Quattro nomi e un’agenda ben definita. La partita sul prossimo ct azzurro è ai supplementari perché, da questo pomeriggio, chi è chiamato ad individuare il profilo più giusto e logico aprirà il tempo delle riflessioni finali: così il presidente della Figc Giovanni Malagò, il direttore tecnico e numero uno del Club Italia Paolo Maldini e il consigliere Leonardo. Tre personaggi in cerca della quadratura migliore: lo faranno senza il bisogno di dare vita a vertici romani, ma in continuo contatto tra loro.
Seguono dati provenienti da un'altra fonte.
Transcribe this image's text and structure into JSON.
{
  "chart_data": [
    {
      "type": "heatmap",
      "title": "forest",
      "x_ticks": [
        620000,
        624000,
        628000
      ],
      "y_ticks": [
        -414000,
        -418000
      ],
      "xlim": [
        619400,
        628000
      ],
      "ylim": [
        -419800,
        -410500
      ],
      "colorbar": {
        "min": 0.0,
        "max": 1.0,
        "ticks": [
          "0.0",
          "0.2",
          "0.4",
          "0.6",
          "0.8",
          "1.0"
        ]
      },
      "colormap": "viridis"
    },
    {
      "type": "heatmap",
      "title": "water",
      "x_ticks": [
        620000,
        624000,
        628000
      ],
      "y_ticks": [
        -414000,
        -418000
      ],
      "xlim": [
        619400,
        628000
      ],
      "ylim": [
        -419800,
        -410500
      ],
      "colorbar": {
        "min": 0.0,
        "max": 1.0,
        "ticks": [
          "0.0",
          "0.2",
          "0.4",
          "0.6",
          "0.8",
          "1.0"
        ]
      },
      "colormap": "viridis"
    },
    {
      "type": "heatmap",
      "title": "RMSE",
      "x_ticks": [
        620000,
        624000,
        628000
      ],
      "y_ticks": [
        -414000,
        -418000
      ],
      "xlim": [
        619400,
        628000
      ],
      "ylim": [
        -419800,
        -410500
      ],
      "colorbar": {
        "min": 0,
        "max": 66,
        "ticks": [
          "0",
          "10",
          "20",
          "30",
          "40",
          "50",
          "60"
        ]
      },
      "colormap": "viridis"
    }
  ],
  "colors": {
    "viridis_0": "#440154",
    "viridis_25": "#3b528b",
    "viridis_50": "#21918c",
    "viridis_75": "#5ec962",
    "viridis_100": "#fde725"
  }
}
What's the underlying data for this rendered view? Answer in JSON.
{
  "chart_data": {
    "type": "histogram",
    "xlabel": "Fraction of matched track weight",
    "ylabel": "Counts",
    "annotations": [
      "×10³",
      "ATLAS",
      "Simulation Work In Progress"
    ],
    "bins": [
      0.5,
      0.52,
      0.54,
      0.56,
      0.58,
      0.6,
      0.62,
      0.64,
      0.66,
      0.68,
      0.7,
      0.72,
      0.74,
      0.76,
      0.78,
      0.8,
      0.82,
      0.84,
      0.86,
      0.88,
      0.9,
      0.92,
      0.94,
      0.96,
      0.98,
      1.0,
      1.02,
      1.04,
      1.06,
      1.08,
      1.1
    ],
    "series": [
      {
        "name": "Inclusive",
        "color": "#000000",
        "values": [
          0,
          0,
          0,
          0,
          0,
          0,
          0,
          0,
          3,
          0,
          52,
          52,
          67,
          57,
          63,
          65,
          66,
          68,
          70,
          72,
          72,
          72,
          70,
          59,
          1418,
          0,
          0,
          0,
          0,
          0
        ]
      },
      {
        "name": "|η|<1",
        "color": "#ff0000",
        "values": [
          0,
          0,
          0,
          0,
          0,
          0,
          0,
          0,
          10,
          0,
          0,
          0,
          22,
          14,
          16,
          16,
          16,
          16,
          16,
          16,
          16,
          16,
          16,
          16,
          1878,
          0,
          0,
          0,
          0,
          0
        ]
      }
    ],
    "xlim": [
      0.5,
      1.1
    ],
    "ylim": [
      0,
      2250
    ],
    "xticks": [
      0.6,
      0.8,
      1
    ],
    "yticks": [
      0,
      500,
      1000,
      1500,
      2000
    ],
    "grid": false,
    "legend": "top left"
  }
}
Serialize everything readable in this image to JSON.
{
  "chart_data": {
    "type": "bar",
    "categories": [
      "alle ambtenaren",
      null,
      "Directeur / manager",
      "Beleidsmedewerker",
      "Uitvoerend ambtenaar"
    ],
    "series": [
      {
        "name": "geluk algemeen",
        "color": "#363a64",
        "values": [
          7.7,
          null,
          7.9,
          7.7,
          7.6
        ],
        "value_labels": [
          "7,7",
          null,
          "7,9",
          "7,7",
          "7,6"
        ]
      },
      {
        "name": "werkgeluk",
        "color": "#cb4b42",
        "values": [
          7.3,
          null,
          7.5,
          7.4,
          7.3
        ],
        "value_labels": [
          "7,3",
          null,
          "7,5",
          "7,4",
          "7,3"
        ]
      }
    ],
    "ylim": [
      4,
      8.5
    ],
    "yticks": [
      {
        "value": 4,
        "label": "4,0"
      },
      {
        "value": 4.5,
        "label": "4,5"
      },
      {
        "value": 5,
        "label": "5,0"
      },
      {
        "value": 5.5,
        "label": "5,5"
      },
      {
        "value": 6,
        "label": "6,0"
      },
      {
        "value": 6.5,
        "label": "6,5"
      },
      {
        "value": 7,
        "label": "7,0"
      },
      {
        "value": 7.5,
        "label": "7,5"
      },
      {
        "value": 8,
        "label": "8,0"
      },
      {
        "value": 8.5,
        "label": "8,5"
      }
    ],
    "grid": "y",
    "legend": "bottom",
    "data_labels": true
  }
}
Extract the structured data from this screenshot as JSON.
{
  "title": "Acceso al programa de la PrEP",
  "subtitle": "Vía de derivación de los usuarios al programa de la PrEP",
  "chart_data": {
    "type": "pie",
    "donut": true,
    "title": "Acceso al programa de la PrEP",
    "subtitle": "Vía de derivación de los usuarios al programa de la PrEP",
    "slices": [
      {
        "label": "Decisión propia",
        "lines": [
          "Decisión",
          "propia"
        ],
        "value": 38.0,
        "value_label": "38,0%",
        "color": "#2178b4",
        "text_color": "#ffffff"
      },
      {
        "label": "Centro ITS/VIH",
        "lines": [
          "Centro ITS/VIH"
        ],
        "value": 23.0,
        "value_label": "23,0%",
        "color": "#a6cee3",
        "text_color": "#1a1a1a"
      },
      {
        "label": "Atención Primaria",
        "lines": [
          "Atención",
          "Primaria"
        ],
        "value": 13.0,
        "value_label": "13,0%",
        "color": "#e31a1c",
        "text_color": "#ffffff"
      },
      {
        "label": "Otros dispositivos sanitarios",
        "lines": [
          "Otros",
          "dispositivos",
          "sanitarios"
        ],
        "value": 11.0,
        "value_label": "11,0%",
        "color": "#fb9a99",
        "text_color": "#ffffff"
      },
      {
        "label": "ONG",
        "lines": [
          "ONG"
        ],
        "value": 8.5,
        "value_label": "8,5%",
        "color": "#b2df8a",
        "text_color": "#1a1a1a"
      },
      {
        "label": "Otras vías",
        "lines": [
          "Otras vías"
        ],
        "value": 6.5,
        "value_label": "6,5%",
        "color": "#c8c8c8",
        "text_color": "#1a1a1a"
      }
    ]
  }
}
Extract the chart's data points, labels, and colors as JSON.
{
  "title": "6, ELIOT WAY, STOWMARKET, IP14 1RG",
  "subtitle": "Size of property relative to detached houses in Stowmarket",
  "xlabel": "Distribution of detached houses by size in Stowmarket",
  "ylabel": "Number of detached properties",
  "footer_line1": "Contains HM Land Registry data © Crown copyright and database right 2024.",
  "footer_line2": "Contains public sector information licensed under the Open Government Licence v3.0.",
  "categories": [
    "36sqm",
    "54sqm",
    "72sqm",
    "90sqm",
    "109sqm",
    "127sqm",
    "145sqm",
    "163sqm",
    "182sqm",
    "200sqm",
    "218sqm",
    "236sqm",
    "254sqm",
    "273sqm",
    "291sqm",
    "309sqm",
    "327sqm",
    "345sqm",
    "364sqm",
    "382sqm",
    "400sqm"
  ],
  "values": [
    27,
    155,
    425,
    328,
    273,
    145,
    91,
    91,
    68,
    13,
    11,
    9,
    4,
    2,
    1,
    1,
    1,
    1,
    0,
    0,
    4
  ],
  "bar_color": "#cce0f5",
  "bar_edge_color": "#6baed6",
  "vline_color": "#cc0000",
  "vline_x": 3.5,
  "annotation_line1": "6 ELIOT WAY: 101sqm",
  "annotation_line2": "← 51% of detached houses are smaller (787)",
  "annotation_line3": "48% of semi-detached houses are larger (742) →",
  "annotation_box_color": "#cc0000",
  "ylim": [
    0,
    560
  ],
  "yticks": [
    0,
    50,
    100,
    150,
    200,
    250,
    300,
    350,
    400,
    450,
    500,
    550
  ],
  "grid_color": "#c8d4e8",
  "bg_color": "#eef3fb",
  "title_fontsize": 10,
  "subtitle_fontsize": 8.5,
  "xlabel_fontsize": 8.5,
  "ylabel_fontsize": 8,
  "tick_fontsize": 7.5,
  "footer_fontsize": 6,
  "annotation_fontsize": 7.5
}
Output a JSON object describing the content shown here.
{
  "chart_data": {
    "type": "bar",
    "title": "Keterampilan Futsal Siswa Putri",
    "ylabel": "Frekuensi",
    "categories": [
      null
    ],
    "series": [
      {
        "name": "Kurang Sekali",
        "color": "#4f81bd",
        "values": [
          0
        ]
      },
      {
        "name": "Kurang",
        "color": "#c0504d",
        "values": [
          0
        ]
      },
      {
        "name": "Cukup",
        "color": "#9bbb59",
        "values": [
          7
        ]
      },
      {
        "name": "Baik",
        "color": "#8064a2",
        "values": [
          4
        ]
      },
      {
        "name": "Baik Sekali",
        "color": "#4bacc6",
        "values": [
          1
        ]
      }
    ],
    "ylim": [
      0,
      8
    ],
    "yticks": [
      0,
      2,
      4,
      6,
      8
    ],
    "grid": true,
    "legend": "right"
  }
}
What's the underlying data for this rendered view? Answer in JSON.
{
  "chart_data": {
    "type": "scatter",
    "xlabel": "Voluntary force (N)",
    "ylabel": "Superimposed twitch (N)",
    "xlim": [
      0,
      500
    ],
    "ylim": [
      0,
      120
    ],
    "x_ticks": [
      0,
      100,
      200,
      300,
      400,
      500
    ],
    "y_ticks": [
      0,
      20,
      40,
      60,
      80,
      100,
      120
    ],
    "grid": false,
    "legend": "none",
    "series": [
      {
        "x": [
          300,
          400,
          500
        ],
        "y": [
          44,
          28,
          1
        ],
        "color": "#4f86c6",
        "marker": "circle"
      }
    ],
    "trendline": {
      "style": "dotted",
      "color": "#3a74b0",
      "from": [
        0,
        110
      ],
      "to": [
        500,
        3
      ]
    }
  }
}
La grande rivoluzione del sistema calcio nazionale è già nei fatti perché mai prima era accaduta una cosa del genere: scegliere il commissario tecnico azzurro è prerogativa del presidente federale, stavolta la palla passa alle nuove figure, e nuovi ruoli, necessari per cambiare rotta. E il Consiglio della Figc? Verrà informato della decisione finale, ma non dovrà esprimersi con un voto. Malagò ha le sue idee, Maldini e Leonardo le loro: il successo sarà in una sintesi da trovare in perfetta sintonia anche se il parere “tecnico” avrà un peso specifico del tutto evidente. 

le ipotesi—  

E i nomi? Antonio Conte aspetta una chiamata, ma non più da una posizione di primissima fila: questione di vedute che potrebbero non sposarsi con quelle della coppia Maldini-Leonardo. In attesa c’è anche Roberto Mancini, legato a Malagò da un rapporto personale, e pronto a presentarsi in via Allegri, sede della Figc, per riprendere una storia bruscamente interrotta per volare in Arabia. In corsa resta Pep Guardiola per il quale si sta giocando la partita dei conti: la missione appare difficile, non ancora impossibile. E, alla corsa, si è, prepotentemente, iscritto Andrea Pirlo, considerato da Maldini e Leonardo l’interprete perfetto per sposare storia e visione, conoscenze del mondo azzurro e coraggio delle idee. Da questo pomeriggio via al confronto a tre, poi l’ora delle conclusioni: Conte e Mancini, a loro modo, rappresenterebbero qualcosa di conosciuto, Guardiola il colpo dall’effetto planetario, Pirlo la scommessa in un momento in cui non si può sbagliare una virgola. Malagò dà le carte, Maldini e Leonardo calano il jolly: almeno nelle metodologia per scegliere il nuovo ct c’è di rivoluzione.